Image 6 – A common size of flue is 9” x 9”, a brick width by a brick width. The flues within a chimney that are serving one fireplace are separated by mid-feathers, a single course of bricks. These midfeathers get damaged over the years because of moisture in the flue caused by a lack of ventilation, wrong fuels or insulation mixed with sulphates from flue gases makes the moisture acidic and this attacks the parging and then the mortar joints in between the midfeathers. This image shows a case where the midfeathers has completely disintegrated and had fallen down the chimney. This is when we were called in to rebuild them prior lining with the Eldfast lining system.
Image 7 – Looking down into the flue you can see the repaired midfeathers after rebuilding them from the side of the chimney; we then bricked up the side of the chimney stack ready for lining the chimney and fitting a chimney pot on top. One main cause of moisture is open top chimney pots that don’t have cowls fitted to them. Without a cowl on top, water will continue to ingress into the chimney and cause it to leak smoke into bedrooms and other parts of the house where the parging has deteriorated. In this image you can see that the condition of both the flues suffer from the same defective mortar and both needed lining by our chimney lining HETAS installers.

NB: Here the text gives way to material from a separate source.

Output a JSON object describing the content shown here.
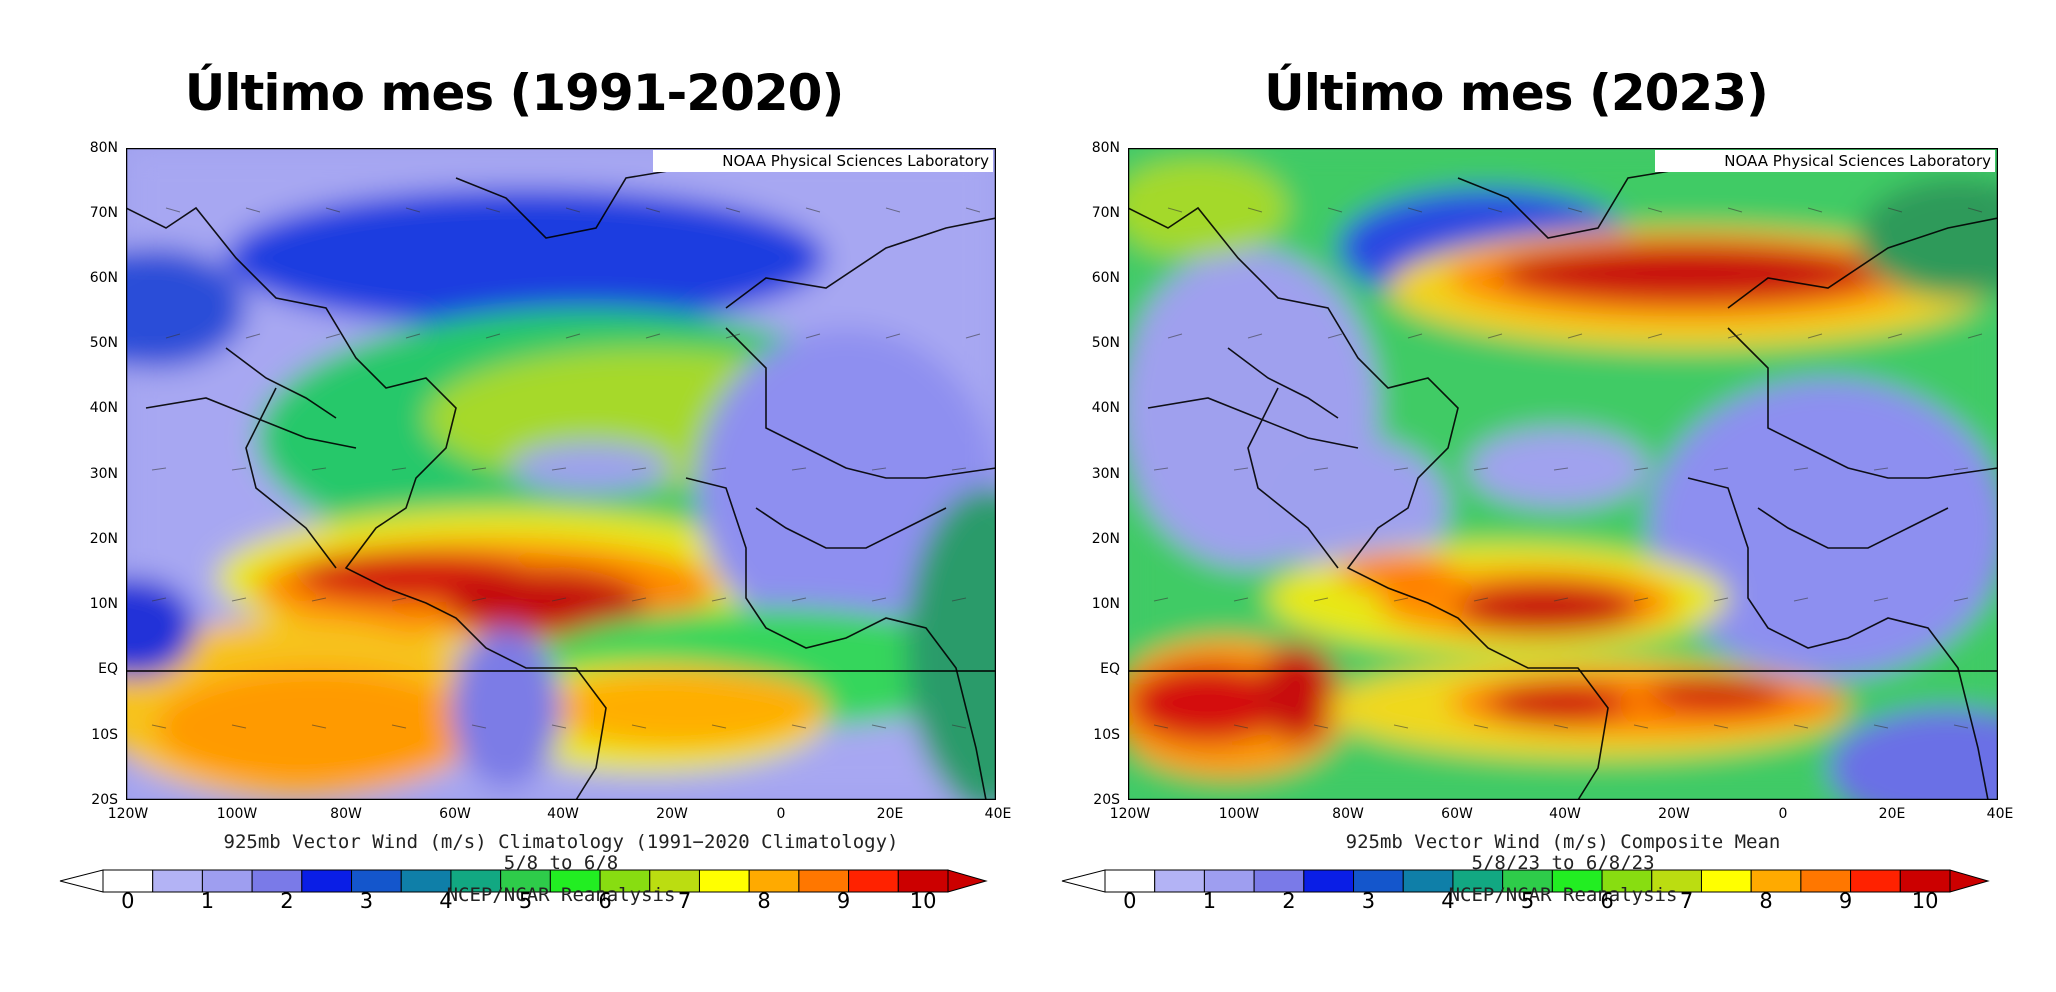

Image 8 – Picture 8 shows a flexible liner fitted onto a woodburning stove that the owner said they hadn't had swept in 8 years! You can see in the centre of the flue that the diameter had reduced down to about 10mm or 0.5". He called us because he said that the chimney had stopped working and smoke kept on coming into the room, this has to be the one of the most dangerous examples of soot deposit build up we have come across. The customer was burning mostly damp wood, which meant that the stove also did not get as hot as it should have done. Had he started to burn dried wood, the flue temperatures would have increased enough to ignite the soot built up (also called Creosote). An air starved, slow burning appliance produces relatively cool stack temperatures which is ideal for creosote formation. Fireplaces and stoves burning smokeless fuels or properly seasoned wood produce roaring fires that either burned the creosote out or kept stacks temperatures above or around 250 degrees so that the gases escape without condensing.

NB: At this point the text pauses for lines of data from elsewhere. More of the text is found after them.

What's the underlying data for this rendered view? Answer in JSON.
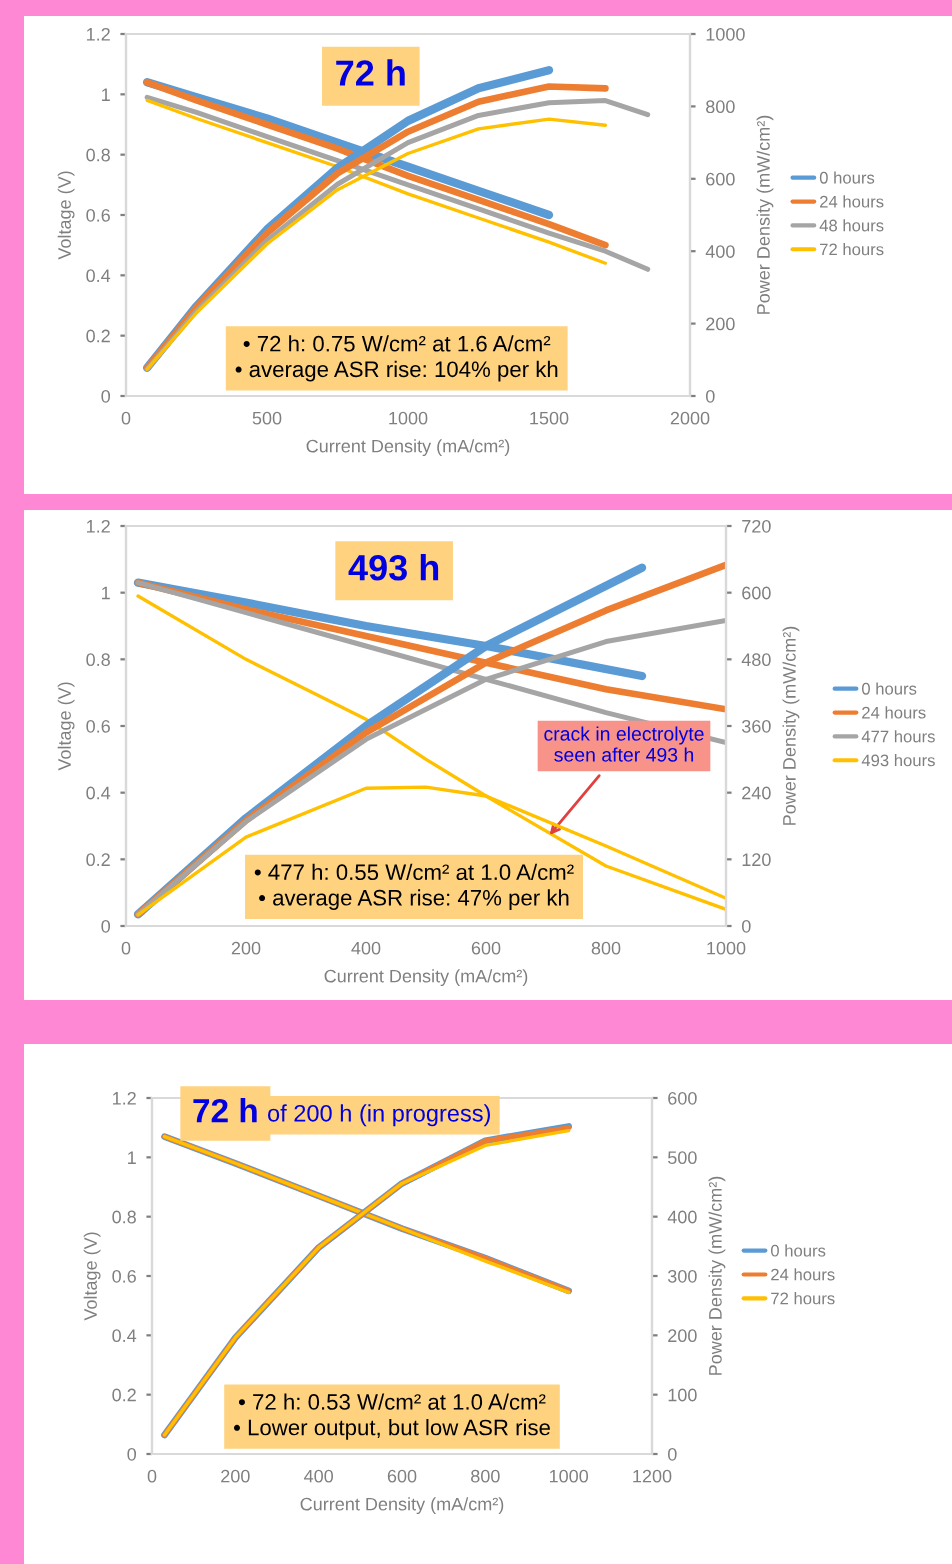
{
  "chart_data": [
    {
      "type": "line",
      "title": "72 h",
      "xlabel": "Current Density (mA/cm²)",
      "ylabel": "Voltage (V)",
      "y2label": "Power Density (mW/cm²)",
      "xlim": [
        0,
        2000
      ],
      "xticks": [
        0,
        500,
        1000,
        1500,
        2000
      ],
      "ylim": [
        0,
        1.2
      ],
      "yticks": [
        0,
        0.2,
        0.4,
        0.6,
        0.8,
        1,
        1.2
      ],
      "y2lim": [
        0,
        1000
      ],
      "y2ticks": [
        0,
        200,
        400,
        600,
        800,
        1000
      ],
      "legend": "right",
      "annotations": [
        "• 72 h: 0.75 W/cm² at 1.6 A/cm²",
        "• average ASR rise: 104% per kh"
      ],
      "series": [
        {
          "name": "0 hours",
          "color": "#5b9bd5",
          "x": [
            75,
            250,
            500,
            750,
            1000,
            1250,
            1500
          ],
          "values": [
            1.04,
            0.99,
            0.92,
            0.84,
            0.76,
            0.68,
            0.6
          ]
        },
        {
          "name": "24 hours",
          "color": "#ed7d31",
          "x": [
            75,
            250,
            500,
            750,
            1000,
            1250,
            1500,
            1700
          ],
          "values": [
            1.04,
            0.98,
            0.9,
            0.82,
            0.73,
            0.65,
            0.57,
            0.5
          ]
        },
        {
          "name": "48 hours",
          "color": "#a5a5a5",
          "x": [
            75,
            250,
            500,
            750,
            1000,
            1250,
            1500,
            1700,
            1850
          ],
          "values": [
            0.99,
            0.94,
            0.86,
            0.78,
            0.7,
            0.62,
            0.54,
            0.48,
            0.42
          ]
        },
        {
          "name": "72 hours",
          "color": "#ffc000",
          "x": [
            75,
            250,
            500,
            750,
            1000,
            1250,
            1500,
            1700
          ],
          "values": [
            0.98,
            0.92,
            0.84,
            0.76,
            0.67,
            0.59,
            0.51,
            0.44
          ]
        },
        {
          "color": "#5b9bd5",
          "axis": "y2",
          "x": [
            75,
            250,
            500,
            750,
            1000,
            1250,
            1500
          ],
          "values": [
            78,
            248,
            460,
            630,
            760,
            850,
            900
          ]
        },
        {
          "color": "#ed7d31",
          "axis": "y2",
          "x": [
            75,
            250,
            500,
            750,
            1000,
            1250,
            1500,
            1700
          ],
          "values": [
            78,
            245,
            450,
            615,
            730,
            813,
            855,
            850
          ]
        },
        {
          "color": "#a5a5a5",
          "axis": "y2",
          "x": [
            75,
            250,
            500,
            750,
            1000,
            1250,
            1500,
            1700,
            1850
          ],
          "values": [
            74,
            235,
            430,
            585,
            700,
            775,
            810,
            816,
            777
          ]
        },
        {
          "color": "#ffc000",
          "axis": "y2",
          "x": [
            75,
            250,
            500,
            750,
            1000,
            1250,
            1500,
            1700
          ],
          "values": [
            74,
            230,
            420,
            570,
            670,
            738,
            765,
            748
          ]
        }
      ]
    },
    {
      "type": "line",
      "title": "493 h",
      "xlabel": "Current Density (mA/cm²)",
      "ylabel": "Voltage (V)",
      "y2label": "Power Density (mW/cm²)",
      "xlim": [
        0,
        1000
      ],
      "xticks": [
        0,
        200,
        400,
        600,
        800,
        1000
      ],
      "ylim": [
        0,
        1.2
      ],
      "yticks": [
        0,
        0.2,
        0.4,
        0.6,
        0.8,
        1,
        1.2
      ],
      "y2lim": [
        0,
        720
      ],
      "y2ticks": [
        0,
        120,
        240,
        360,
        480,
        600,
        720
      ],
      "legend": "right",
      "annotations": [
        "• 477 h: 0.55 W/cm² at 1.0 A/cm²",
        "• average ASR rise: 47% per kh",
        {
          "text": "crack in electrolyte\nseen after 493 h",
          "x": 700,
          "y": 0.26
        }
      ],
      "series": [
        {
          "name": "0 hours",
          "color": "#5b9bd5",
          "x": [
            20,
            200,
            400,
            600,
            860
          ],
          "values": [
            1.03,
            0.97,
            0.9,
            0.84,
            0.75
          ]
        },
        {
          "name": "24 hours",
          "color": "#ed7d31",
          "x": [
            20,
            200,
            400,
            600,
            800,
            1000
          ],
          "values": [
            1.03,
            0.95,
            0.87,
            0.79,
            0.71,
            0.65
          ]
        },
        {
          "name": "477 hours",
          "color": "#a5a5a5",
          "x": [
            20,
            200,
            400,
            600,
            800,
            1000
          ],
          "values": [
            1.03,
            0.94,
            0.84,
            0.74,
            0.64,
            0.55
          ]
        },
        {
          "name": "493 hours",
          "color": "#ffc000",
          "x": [
            20,
            200,
            400,
            500,
            600,
            800,
            1000
          ],
          "values": [
            0.99,
            0.8,
            0.62,
            0.5,
            0.39,
            0.18,
            0.05
          ]
        },
        {
          "color": "#5b9bd5",
          "axis": "y2",
          "x": [
            20,
            200,
            400,
            600,
            860
          ],
          "values": [
            21,
            194,
            360,
            504,
            645
          ]
        },
        {
          "color": "#ed7d31",
          "axis": "y2",
          "x": [
            20,
            200,
            400,
            600,
            800,
            1000
          ],
          "values": [
            21,
            190,
            348,
            474,
            568,
            650
          ]
        },
        {
          "color": "#a5a5a5",
          "axis": "y2",
          "x": [
            20,
            200,
            400,
            600,
            800,
            1000
          ],
          "values": [
            21,
            188,
            336,
            444,
            512,
            550
          ]
        },
        {
          "color": "#ffc000",
          "axis": "y2",
          "x": [
            20,
            200,
            400,
            500,
            600,
            800,
            1000
          ],
          "values": [
            20,
            160,
            248,
            250,
            234,
            144,
            50
          ]
        }
      ]
    },
    {
      "type": "line",
      "title": "72 h",
      "subtitle": "of 200 h (in progress)",
      "xlabel": "Current Density (mA/cm²)",
      "ylabel": "Voltage (V)",
      "y2label": "Power Density (mW/cm²)",
      "xlim": [
        0,
        1200
      ],
      "xticks": [
        0,
        200,
        400,
        600,
        800,
        1000,
        1200
      ],
      "ylim": [
        0,
        1.2
      ],
      "yticks": [
        0,
        0.2,
        0.4,
        0.6,
        0.8,
        1,
        1.2
      ],
      "y2lim": [
        0,
        600
      ],
      "y2ticks": [
        0,
        100,
        200,
        300,
        400,
        500,
        600
      ],
      "legend": "right",
      "annotations": [
        "• 72 h: 0.53 W/cm² at 1.0 A/cm²",
        "• Lower output, but low ASR rise"
      ],
      "series": [
        {
          "name": "0 hours",
          "color": "#5b9bd5",
          "x": [
            30,
            200,
            400,
            600,
            800,
            1000
          ],
          "values": [
            1.07,
            0.98,
            0.87,
            0.76,
            0.66,
            0.55
          ]
        },
        {
          "name": "24 hours",
          "color": "#ed7d31",
          "x": [
            30,
            200,
            400,
            600,
            800,
            1000
          ],
          "values": [
            1.07,
            0.98,
            0.87,
            0.76,
            0.66,
            0.55
          ]
        },
        {
          "name": "72 hours",
          "color": "#ffc000",
          "x": [
            30,
            200,
            400,
            600,
            800,
            1000
          ],
          "values": [
            1.07,
            0.98,
            0.87,
            0.76,
            0.65,
            0.545
          ]
        },
        {
          "color": "#5b9bd5",
          "axis": "y2",
          "x": [
            30,
            200,
            400,
            600,
            800,
            1000
          ],
          "values": [
            32,
            196,
            348,
            456,
            528,
            552
          ]
        },
        {
          "color": "#ed7d31",
          "axis": "y2",
          "x": [
            30,
            200,
            400,
            600,
            800,
            1000
          ],
          "values": [
            32,
            196,
            348,
            456,
            528,
            550
          ]
        },
        {
          "color": "#ffc000",
          "axis": "y2",
          "x": [
            30,
            200,
            400,
            600,
            800,
            1000
          ],
          "values": [
            32,
            196,
            348,
            456,
            520,
            545
          ]
        }
      ]
    }
  ]
}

Image 9 – What you can see in this image is the rear of the neighbour's fireplace coming into our customer's fireplace, through the party wall and into their builders opening. This is the work of fireplace installations done by cowboy fitters who were definitely not HETAS registered installers. Apart from stealing space from our customers fireplace opening this is a very dangerous thing to do. By doing it, the chimney stack had been weakened and could result in it moving and part of it falling down as there is no support there. There was also no backfill to the sides of this clay fire back and we could see through to the neighbour's chimney as there was also nothing sealing the fireplace. This would allow smoke to travel into our customer's house and pose a real risk of carbon monoxide poisoning which cause around 5 deaths a year! Our advice is always having your stove; fireplace or lining system installed by a HETAS approved company or installer. A cheaper quote is often a cheaper quote for a reason – because they don’t know what they are doing and won’t use the correct methods or materials to install your appliance. About 15% of our work is rectifying badly and dangerously fitted wood burning stoves and fireplaces.